(みかわこうげん)
【自然】
愛知県東部の三河地方に広がる山地。木曽山脈の南端の恵那山(標高2191m)から南南西方向に延び、北西側は美濃山地に続く。南東側は豊川の谷、南西側は猿投山の南西麓から豊田盆地の東端がおおよその境界にあたる。西への傾動運動の影響をこうむっており、全体として北東部が高く(1400m程度)、南西に向かって低くなっている(200mほど)。その高さは標高100~1400mである。よく知られた山として、茶臼山(1415.8m)、段戸山(鷹ノ巣山、1152.6m)、猿投山(629.0m)などがある。
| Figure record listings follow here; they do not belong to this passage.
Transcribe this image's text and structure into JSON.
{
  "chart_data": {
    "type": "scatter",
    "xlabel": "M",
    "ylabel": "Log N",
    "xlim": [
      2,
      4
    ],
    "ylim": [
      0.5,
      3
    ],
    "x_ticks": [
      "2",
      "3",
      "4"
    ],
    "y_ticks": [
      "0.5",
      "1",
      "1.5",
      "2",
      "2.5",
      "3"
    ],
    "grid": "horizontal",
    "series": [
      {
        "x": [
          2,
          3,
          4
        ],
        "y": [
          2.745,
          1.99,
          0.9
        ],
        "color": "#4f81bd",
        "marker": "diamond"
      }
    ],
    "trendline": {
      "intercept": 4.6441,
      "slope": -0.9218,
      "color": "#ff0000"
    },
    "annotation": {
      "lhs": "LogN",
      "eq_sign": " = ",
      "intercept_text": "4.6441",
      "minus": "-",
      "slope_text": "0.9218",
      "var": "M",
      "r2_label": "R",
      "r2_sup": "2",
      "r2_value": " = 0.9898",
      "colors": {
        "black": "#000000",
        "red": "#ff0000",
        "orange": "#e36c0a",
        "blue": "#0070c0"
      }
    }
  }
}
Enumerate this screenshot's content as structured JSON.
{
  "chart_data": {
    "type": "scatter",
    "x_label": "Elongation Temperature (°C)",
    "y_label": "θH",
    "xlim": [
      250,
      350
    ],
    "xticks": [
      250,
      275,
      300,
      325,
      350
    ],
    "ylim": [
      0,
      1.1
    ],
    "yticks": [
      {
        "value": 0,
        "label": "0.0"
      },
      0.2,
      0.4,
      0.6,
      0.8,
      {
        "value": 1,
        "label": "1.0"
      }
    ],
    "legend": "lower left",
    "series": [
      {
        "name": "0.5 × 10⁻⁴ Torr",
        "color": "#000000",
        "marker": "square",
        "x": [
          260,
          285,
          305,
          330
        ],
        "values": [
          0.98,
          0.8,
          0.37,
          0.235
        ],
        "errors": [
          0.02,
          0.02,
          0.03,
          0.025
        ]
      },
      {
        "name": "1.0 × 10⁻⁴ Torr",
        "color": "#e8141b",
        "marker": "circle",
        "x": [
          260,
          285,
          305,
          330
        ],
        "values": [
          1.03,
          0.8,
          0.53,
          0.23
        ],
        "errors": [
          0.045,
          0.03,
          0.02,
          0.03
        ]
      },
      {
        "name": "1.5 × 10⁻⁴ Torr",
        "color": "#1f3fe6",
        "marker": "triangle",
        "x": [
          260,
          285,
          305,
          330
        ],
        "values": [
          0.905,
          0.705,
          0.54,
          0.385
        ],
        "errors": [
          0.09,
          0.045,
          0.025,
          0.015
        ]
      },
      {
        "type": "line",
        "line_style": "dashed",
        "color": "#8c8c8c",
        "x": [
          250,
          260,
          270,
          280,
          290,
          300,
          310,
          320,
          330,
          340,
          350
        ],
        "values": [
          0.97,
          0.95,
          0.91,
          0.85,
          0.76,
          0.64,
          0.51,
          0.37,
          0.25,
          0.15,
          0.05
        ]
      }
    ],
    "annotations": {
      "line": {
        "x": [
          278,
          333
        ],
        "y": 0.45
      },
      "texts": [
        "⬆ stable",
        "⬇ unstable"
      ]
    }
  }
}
この山地を刻んで流れる河川が矢作川や巴川である。三河山地とか、美濃山地も合わせて美濃・三河高原とも呼ばれる。三河山地には、高さの異なる3段の小起伏面が認められ、高い方から、段戸小起伏面(1100~1000m)、串原小起伏面(900~700m)、三河小起伏面(600~200m)などと呼ばれる(図)。小起伏面とは、山地のなかで、起伏が小さく尾根がほぼ同じ高さに揃う(定高性がある)仮想の地形面のことをいう。つまり、山地に大きな風呂敷をかぶせたとすると、峰や尾根にひっかっかって谷がなくなり、風呂敷がつくる凹凸の少ない波状の面ができる。これが小起伏面である。このような小起伏面は、かつて、海面近くまで侵食されて平坦になっていた時期があり、その後の地殻変動で隆起したものである。現在では、谷が刻まれたりしてはいるものの、平坦になっていた時期の地表面の名残がなだらかな地形や定高性のある尾根として残っている。小起伏面が3段あるということは、侵食平坦化された時期が3回あったことになり、高い小起伏面ほど古い時代にできている。三河山地は、主に花崗岩や片麻岩からなり、これらが広く露出している。著しく風化して軟らかくなっている(マサ化)部分も多い。稜線近くには、風化されないで残った花崗岩などの巨岩(最大径2~4m)がみられる場所もある。